Circulation Around an Airfoil and Starting Vortex

[Plasmosis1]

Homework Statement

Using Kelvin’s circulation theorem, find the qualitative and quantitative relation between the circulation around an airfoil and the circulation of the starting vortex.

Homework Equations

Kelvin's circulation theorem: DΓ/Dt=0

The Attempt at a Solution

I don't really know where to begin because I'm not given any information to work with. I don't even know what kind of airfoil or any flow conditions.

 

[JBA]

The only information I can give you is that to the degree that I understand it, Kevin's theorem basically states that for any given curve the properties of the fluid traveling along that curve will be constant at all points along that curve.

Beyond that, I hope that someone on our forum more knowledgeable on the subject can expand on how that relates to the problem given to you.

 

[stockzahn]

Homework Statement

Using Kelvin’s circulation theorem, find the qualitative and quantitative relation between the circulation around an airfoil and the circulation of the starting vortex.

Homework Equations

Kelvin's circulation theorem: DΓ/Dt=0

The Attempt at a Solution

I don't really know where to begin because I'm not given any information to work with. I don't even know what kind of airfoil or any flow conditions.
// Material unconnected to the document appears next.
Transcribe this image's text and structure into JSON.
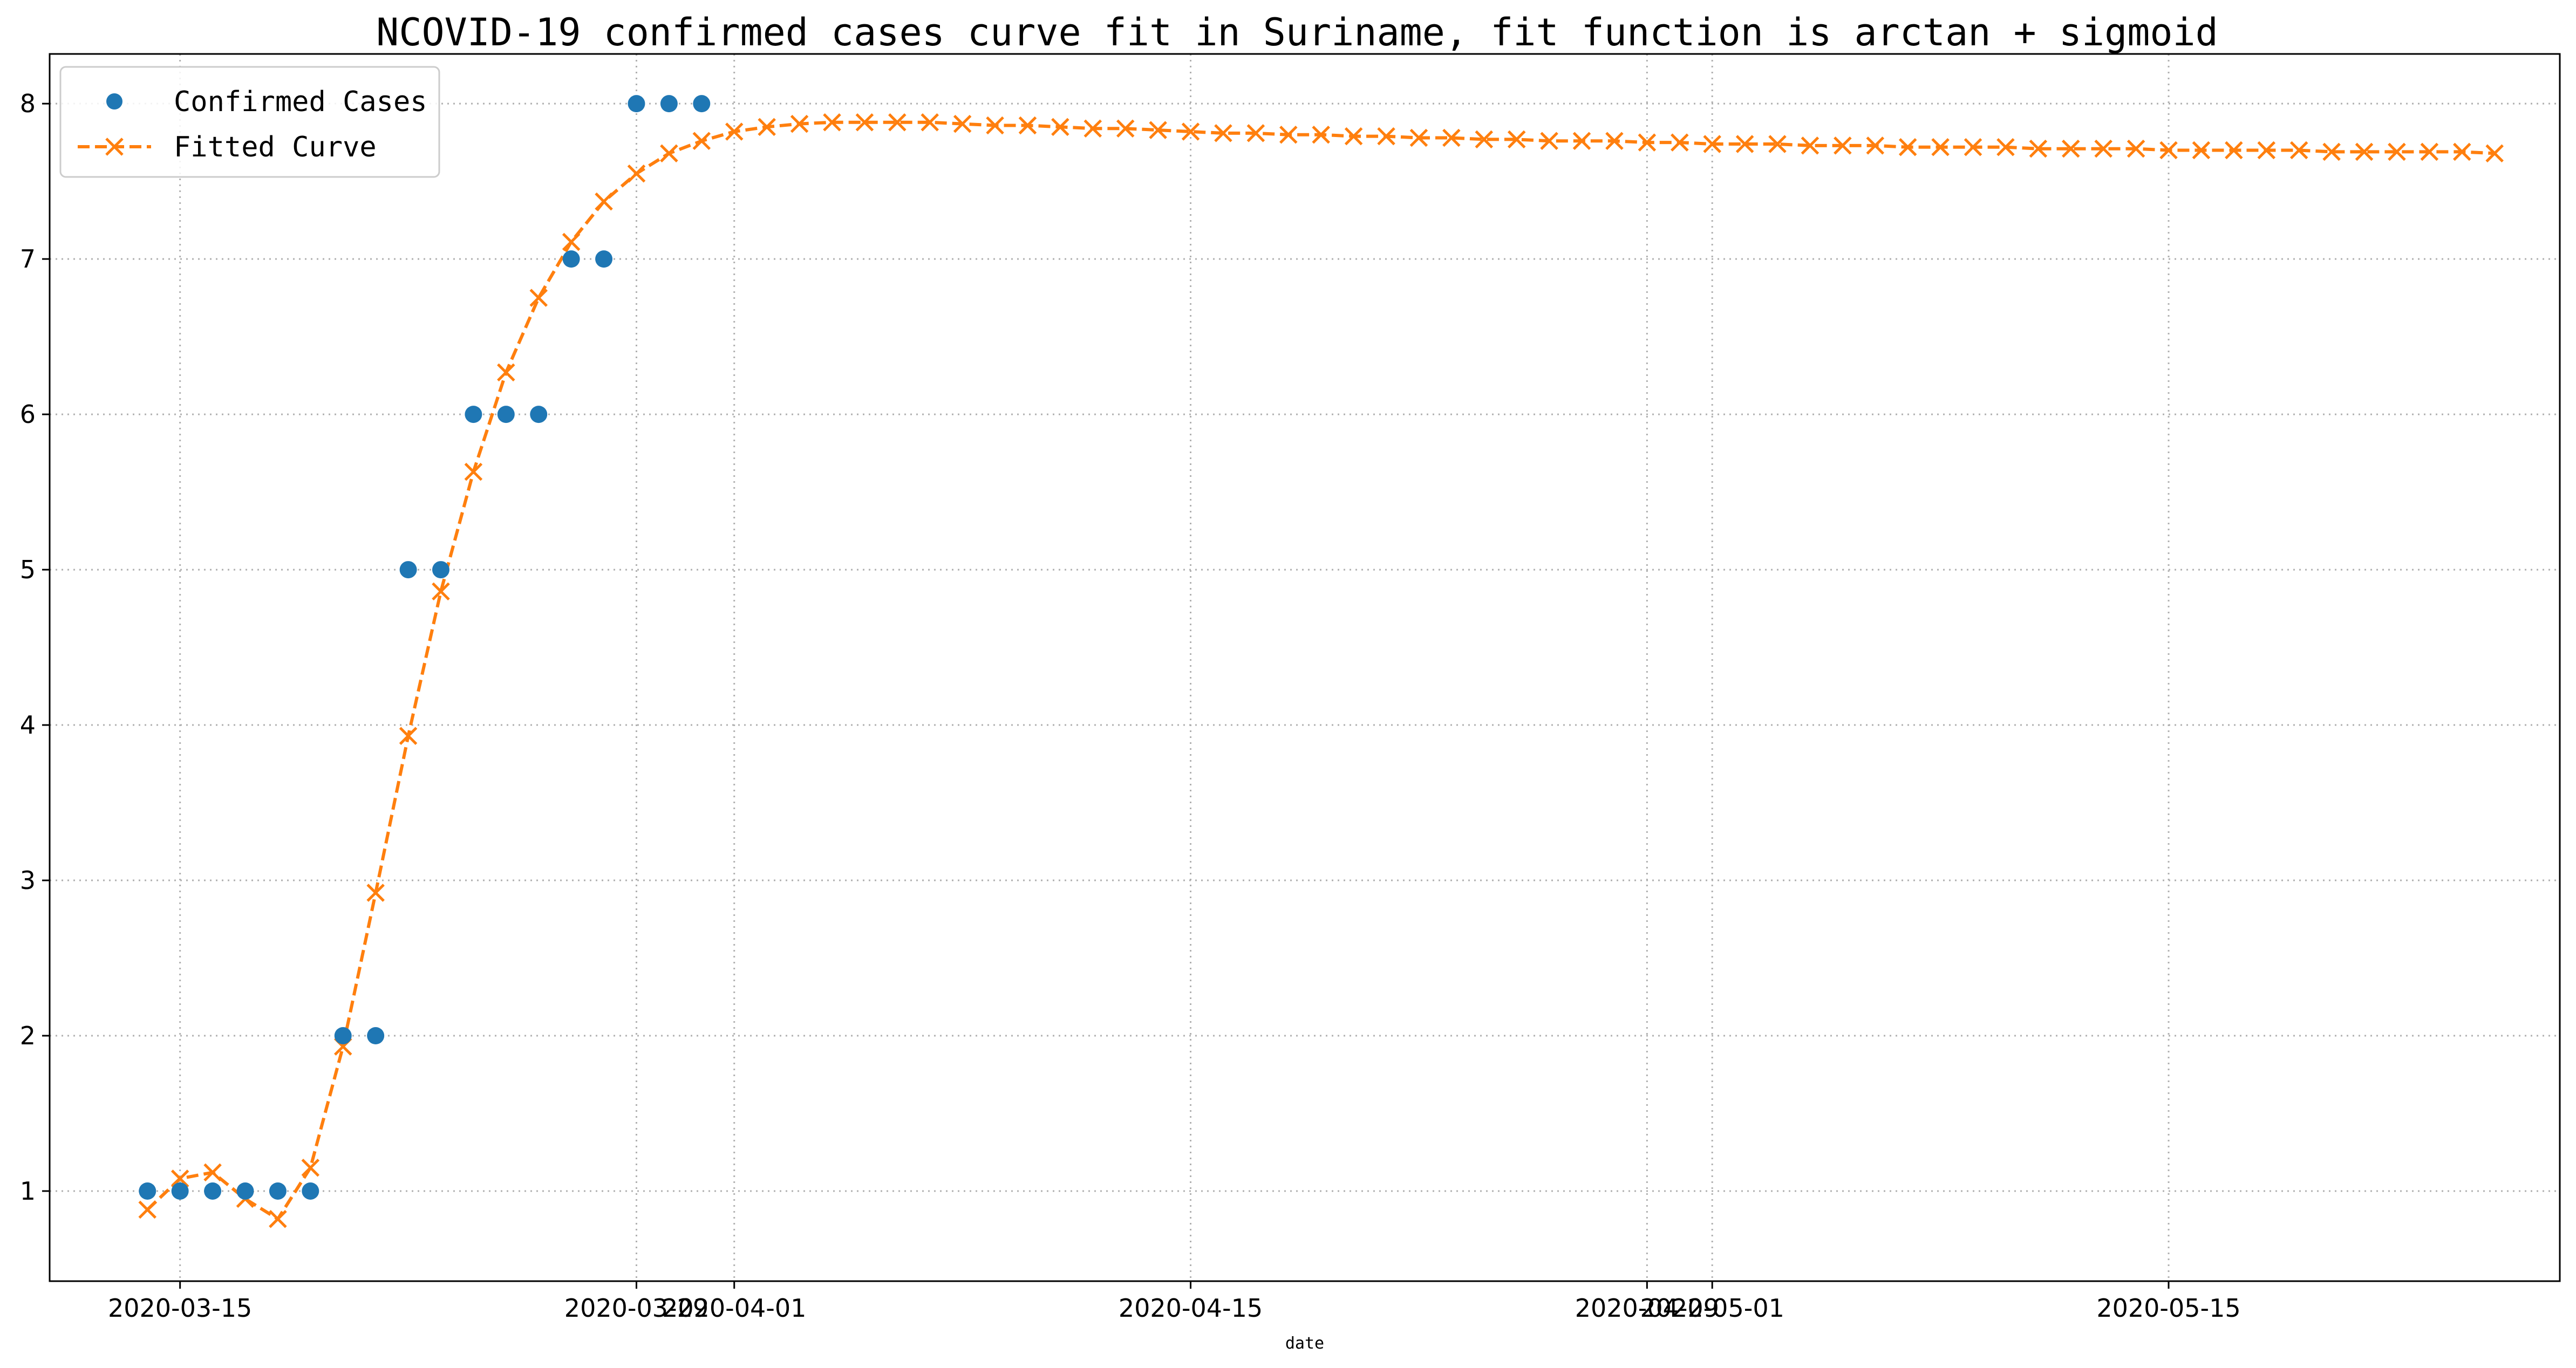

With the circulation Γ the lift of an airfoil (or of a spinning cylinder, etc.) can be calculated. It is defined as the closed-loop integral of the velocity at the surface of the airfoil. Due to friction and inertia the fluid is deflected at the airfoil and will leave the surface parallel to its rearward edge (with no separation/Kutta-Joukowski condition). Calculating the circulation of this situation Γ≠0 - that means it is a difference for a particle wheter it flows on the one side or on the side of the airfoil, so what happens is dependent on the chosen way: The velocity field around the airfoil is not nonrotational, so a vortex is created. As Kelvin’s circulation theorem states that dΓ / dt = 0 and with starting (or variable) air flow the circulation around the airfoil will change (let's assume in the time Δt the change of the circulation was +ΔΓ), there also has to be a circulation -ΔΓ to fulfill Kelvin's theorem. That's what happens during the start of an airplane. When it accelerates the circulation around the wings changes and to "compensate" it another vortex rotating in the opposite direction has to be created - the starting vortex. In steady state flying mode the circulation around the wings is supposed to be constant, as no change occurs no "counter-vortices" are generated.

Γ = (closed-loop)∫ v^→ ⋅ dx^→ (around the airfoil surface)

The questions seems to be rather general, so the answer must be quite general too.